県内で一番大きな望遠鏡があり、星や宇宙が好きな人にとってワクワクするこの施設で、宇宙からの電波をキャッチしたいとしています。
【記者リポート】「SETI研究会では、こちらの直径8メートルのアンテナを使った取り組みが考えられています」
計画の実施は来年8月。「Wow!シグナル」の長年の謎に迫るため、準備が進められています。
【日本SETI研究会 米澤樹事務局長】「地球で一番多いものとして、砂粒がある。そういった砂よりも星は多いと考えられているんですね。なので一粒ぐらい、知的生命体がいてもおかしくないと思ってはいます」
(Q.夢がありますね)
【日本SETI研究会 米澤樹事務局長】「お友達になりたいなと思います」
■宇宙人はこわい? 「地球人を見つめ直しましょう」と鳴沢会長
(Q.宇宙人いるかな?)
【小学1年生】「おらんと思ってる。だってあんな生物おったらこわい」
【祖父】「人間も宇宙人やで」
【小学1年生】「違う~!」
【天文ファン】「すごく面白いと思います。日本が『発見第一号』になるかもと考えると、すごくワクワクします」
この計画の意義について、研究会の鳴沢さんは…。
【日本SETI研究会 鳴沢真也会長】「向こうの文明を見つけましょうってことなんだけど、実は『地球人を見つめ直しましょう』ということでもあって。
向こうの方々はどういう目で、地球を見つめているんだと。そういうことに気が付いてほしい。地球人へのメッセージでも実はある」
■政治の中でも議論 通称「UFO議連」
地球外生命体への期待が高まっていく中、そのような“未知なるもの”に対する議論は、政治の中でも…。
【石破茂前総理】「(UFOが)いるかいないかは知りません。ないと断言できない以上、それはあるというふうに考えた方がいい」
石破前総理がこう話したのは3月31日に行われた、通称「UFO議連」の総会です。
2024年に超党派で設立されたこの議連では、現在では「UAP」と呼ばれるようになった「未確認異常現象」について、安全保障の観点から議論しています。
総会では、去年7月に佐賀県の玄海原発で目撃された、“ドローンの可能性がある”不審な光に対する政府対応について話し合われ、さらには…。
【UFO議連 浜田靖一会長】「本年2月10日にトランプ大統領が、UAPに関する全ての政府情報の特定と、公開プロセスを開始するよう指示をだした」
ことし2月、アメリカではトランプ大統領が、「地球外生命体などに関する政府文書の公開を開始する」と発表していて、それを受けた日本政府の対応についても議論されました。
議連の会長補佐を務める浅川義治さんは、“宇宙人の存在を前提にした議論ではない”とした上で、UAPに対する「政府の専門機関を設置すべき」と話します。

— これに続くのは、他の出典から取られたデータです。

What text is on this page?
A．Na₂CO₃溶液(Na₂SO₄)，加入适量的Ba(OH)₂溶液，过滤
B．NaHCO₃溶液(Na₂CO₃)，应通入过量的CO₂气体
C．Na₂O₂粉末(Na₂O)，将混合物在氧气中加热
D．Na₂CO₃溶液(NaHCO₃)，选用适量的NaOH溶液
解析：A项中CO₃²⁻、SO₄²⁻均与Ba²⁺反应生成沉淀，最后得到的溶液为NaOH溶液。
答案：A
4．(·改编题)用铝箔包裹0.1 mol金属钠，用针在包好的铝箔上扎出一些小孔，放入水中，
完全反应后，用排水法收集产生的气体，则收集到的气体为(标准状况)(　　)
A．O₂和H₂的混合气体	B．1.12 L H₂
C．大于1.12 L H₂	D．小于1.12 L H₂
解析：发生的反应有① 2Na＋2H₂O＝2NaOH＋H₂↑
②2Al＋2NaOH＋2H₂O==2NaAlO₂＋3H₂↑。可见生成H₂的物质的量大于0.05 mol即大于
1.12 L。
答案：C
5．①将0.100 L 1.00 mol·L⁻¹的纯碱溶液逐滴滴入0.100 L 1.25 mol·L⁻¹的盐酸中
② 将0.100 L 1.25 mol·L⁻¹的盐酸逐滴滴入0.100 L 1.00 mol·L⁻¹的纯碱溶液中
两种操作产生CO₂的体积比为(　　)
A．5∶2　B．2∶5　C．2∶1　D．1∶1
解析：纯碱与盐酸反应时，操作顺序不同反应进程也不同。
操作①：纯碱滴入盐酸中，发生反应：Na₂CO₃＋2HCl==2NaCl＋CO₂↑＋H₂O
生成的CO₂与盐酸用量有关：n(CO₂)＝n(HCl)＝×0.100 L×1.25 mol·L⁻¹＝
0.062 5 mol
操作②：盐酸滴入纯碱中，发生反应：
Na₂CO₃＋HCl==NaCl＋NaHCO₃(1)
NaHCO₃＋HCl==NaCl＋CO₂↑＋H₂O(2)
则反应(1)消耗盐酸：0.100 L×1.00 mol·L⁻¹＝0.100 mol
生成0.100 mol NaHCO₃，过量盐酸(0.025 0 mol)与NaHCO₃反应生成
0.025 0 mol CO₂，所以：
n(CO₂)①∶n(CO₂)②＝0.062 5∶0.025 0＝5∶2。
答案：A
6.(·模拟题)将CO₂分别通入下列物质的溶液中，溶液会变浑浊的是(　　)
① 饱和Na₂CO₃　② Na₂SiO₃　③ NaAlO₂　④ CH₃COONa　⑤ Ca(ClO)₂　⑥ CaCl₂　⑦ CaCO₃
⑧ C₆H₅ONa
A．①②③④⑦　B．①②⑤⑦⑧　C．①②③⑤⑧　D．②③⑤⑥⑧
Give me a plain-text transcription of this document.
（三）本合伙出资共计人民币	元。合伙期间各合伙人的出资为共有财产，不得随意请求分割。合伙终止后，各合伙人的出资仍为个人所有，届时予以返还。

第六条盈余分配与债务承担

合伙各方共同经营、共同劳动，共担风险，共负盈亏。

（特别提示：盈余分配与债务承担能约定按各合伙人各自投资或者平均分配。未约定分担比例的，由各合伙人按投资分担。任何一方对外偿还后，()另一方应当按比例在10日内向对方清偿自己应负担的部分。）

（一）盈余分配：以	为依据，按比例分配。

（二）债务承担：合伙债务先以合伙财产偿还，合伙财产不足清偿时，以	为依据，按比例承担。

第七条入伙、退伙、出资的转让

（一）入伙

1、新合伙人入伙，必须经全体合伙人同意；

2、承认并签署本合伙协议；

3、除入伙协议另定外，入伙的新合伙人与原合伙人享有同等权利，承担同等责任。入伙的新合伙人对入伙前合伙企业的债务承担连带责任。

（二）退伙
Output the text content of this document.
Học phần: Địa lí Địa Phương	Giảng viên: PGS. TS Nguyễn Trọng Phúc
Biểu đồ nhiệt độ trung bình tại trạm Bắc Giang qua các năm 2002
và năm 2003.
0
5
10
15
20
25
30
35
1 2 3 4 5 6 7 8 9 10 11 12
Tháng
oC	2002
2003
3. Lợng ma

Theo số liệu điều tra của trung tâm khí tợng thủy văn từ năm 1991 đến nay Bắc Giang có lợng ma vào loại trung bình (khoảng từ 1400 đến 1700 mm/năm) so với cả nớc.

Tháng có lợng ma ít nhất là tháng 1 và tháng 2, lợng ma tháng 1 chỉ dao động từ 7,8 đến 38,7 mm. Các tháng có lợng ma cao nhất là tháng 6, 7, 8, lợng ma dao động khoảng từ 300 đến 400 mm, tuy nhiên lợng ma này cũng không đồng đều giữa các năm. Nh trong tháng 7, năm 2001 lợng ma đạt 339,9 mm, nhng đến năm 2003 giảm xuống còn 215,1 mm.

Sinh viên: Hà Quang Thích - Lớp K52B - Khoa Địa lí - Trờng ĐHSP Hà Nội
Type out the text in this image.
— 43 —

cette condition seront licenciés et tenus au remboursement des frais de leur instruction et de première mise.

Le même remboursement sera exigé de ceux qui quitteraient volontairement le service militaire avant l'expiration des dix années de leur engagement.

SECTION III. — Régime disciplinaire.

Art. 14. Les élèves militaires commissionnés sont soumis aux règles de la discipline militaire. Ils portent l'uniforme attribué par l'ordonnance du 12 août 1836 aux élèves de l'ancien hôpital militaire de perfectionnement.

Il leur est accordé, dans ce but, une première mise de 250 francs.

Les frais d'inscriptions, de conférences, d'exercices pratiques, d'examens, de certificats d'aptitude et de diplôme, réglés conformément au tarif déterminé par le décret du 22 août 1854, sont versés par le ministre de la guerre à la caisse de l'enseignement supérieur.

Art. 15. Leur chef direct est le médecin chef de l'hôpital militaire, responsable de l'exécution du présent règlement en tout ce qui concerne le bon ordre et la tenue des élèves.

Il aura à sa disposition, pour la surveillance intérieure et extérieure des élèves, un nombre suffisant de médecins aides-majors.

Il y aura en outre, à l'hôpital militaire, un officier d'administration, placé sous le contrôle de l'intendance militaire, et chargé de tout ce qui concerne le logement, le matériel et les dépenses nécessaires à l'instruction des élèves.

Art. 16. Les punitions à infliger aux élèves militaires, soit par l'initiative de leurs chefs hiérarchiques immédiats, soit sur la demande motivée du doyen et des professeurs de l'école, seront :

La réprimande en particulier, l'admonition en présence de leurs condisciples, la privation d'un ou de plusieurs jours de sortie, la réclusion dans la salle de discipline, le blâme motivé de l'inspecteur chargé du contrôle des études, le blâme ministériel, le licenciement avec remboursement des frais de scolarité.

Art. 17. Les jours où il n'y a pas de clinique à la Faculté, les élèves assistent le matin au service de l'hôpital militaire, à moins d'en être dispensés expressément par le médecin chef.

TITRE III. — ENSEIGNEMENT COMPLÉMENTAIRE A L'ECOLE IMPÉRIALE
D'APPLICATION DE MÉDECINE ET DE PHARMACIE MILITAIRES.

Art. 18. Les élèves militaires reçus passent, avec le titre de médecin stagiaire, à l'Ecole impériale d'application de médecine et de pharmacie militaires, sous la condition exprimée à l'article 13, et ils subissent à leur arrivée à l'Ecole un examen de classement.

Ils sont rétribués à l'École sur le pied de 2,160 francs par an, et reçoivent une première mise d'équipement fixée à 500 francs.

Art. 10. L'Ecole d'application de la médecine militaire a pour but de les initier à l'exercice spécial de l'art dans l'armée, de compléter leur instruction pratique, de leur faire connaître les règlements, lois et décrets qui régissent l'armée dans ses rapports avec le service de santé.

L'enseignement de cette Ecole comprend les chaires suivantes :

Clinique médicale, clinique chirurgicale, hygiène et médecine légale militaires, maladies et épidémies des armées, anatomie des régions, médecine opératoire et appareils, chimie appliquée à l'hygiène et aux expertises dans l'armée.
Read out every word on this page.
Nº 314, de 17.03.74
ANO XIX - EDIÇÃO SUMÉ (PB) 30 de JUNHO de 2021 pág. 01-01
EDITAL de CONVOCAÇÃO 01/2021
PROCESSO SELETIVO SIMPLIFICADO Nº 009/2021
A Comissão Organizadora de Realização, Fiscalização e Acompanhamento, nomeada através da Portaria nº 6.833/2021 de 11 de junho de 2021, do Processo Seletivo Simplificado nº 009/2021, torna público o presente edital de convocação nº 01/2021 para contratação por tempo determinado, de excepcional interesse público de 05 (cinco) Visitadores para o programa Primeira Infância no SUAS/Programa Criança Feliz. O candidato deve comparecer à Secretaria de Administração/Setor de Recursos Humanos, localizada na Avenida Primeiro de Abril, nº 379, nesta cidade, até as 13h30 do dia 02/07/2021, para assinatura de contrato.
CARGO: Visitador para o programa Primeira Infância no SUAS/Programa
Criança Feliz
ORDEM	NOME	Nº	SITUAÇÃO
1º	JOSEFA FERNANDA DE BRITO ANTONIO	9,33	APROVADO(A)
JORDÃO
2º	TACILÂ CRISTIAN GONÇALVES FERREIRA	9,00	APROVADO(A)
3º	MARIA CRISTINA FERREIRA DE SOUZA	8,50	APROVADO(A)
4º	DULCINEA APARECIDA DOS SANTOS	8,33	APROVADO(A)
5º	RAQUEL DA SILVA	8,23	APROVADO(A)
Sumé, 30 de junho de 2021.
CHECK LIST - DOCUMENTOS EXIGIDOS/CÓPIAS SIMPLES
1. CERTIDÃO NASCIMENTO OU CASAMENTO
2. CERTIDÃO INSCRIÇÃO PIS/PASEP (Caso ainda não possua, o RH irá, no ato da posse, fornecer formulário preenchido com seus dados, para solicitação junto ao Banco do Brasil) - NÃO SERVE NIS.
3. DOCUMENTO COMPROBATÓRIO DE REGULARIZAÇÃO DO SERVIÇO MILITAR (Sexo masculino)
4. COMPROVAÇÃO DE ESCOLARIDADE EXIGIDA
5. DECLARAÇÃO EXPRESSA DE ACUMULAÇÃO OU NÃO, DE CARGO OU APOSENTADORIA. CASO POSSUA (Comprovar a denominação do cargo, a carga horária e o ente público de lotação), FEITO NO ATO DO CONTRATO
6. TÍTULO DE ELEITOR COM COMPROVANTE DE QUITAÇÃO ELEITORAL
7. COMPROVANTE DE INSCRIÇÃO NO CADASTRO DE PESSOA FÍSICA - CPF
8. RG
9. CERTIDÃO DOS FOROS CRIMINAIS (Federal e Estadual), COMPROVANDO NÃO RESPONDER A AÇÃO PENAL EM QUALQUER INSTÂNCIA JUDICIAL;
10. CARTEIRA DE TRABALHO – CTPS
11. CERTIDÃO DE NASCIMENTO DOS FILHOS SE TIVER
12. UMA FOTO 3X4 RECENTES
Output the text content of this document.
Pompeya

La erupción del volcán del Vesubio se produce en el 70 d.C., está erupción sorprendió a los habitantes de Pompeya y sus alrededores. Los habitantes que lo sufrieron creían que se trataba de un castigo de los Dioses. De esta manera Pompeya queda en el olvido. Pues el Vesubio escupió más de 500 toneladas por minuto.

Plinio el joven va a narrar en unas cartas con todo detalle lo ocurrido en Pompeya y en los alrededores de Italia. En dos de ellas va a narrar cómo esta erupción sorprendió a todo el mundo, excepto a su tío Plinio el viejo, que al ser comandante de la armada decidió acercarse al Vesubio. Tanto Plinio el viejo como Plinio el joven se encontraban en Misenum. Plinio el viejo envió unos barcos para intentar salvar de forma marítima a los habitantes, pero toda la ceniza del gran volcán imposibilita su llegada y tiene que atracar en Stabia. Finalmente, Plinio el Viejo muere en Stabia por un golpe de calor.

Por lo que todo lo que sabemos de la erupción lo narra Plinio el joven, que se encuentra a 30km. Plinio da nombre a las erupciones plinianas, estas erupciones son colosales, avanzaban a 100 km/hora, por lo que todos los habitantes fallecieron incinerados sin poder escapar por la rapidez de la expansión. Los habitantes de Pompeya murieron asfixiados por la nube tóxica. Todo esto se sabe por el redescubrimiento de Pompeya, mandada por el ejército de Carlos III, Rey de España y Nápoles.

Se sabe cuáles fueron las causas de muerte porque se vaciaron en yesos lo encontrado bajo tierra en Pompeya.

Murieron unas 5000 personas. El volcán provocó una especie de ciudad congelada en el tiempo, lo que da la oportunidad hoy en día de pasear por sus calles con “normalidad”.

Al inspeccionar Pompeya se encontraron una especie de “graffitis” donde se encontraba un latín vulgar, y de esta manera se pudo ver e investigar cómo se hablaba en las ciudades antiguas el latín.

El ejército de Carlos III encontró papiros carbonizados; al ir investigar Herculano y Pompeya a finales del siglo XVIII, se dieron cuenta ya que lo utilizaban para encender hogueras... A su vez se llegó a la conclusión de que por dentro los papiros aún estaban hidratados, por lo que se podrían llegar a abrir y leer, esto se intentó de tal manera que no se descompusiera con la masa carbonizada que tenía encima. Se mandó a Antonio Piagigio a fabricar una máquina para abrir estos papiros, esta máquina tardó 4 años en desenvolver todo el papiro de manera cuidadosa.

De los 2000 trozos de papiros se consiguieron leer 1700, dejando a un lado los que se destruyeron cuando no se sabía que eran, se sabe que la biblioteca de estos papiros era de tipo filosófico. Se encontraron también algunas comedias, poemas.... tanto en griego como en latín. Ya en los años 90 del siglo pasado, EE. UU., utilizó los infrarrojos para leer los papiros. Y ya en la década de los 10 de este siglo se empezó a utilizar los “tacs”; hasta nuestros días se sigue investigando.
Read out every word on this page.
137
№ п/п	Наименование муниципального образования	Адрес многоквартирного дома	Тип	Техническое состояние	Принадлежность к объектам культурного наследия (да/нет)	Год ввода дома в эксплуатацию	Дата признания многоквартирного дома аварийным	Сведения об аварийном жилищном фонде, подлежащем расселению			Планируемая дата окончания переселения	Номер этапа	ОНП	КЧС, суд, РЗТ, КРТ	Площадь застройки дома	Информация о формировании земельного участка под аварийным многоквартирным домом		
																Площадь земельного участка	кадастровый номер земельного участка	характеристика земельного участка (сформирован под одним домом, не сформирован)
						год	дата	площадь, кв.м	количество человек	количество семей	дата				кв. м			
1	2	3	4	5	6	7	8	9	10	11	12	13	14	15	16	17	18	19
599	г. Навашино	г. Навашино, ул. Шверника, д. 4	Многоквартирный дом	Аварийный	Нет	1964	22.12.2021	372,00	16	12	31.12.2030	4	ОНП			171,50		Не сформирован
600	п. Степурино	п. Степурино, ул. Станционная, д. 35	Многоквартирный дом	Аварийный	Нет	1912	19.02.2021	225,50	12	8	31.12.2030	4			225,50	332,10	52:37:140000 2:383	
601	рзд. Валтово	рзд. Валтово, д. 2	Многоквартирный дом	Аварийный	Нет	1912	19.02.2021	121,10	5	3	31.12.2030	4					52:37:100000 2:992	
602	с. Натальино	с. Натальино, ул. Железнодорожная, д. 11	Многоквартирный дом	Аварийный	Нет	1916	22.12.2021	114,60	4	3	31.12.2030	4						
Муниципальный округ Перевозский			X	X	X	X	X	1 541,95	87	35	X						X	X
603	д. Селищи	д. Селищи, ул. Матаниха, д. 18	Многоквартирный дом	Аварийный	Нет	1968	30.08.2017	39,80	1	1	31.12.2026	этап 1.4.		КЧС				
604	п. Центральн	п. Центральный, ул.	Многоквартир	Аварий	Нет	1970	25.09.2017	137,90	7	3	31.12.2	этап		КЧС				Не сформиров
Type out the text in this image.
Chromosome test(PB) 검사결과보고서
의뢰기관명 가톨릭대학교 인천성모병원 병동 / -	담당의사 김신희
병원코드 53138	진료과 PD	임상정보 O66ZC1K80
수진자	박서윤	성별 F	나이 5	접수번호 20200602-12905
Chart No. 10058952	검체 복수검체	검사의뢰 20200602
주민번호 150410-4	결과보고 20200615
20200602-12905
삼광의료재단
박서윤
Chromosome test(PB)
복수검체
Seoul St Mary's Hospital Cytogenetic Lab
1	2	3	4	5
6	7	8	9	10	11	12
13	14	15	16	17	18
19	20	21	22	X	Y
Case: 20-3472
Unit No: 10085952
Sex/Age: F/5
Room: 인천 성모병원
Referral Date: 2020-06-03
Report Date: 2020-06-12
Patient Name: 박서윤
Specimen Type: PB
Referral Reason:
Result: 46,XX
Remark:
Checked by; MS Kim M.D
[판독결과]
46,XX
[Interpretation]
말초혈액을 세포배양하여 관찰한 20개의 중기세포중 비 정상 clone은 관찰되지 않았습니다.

■UAPに対する日本のスタンス 幅広い議論が必要な時代に
【UFO議連 浅川義治会長補佐】「UAPについてアメリカでは、法律も作られて積極的に取り組んでいるが、日本の場合は“国民に報告することはない”というスタンスが続いたままなので、国会でも十分な議論ができていない。
なんらかの判別できないものが現れた場合の、対処・情報集約をいち早く、緊急体制をとれるようにすることが、まずはスタート」
月の裏側を目撃し、次は火星を目指す人類。
「未知の世界」がすぐそこまで迫るなか、幅広い議論が必要な時代に突入しています。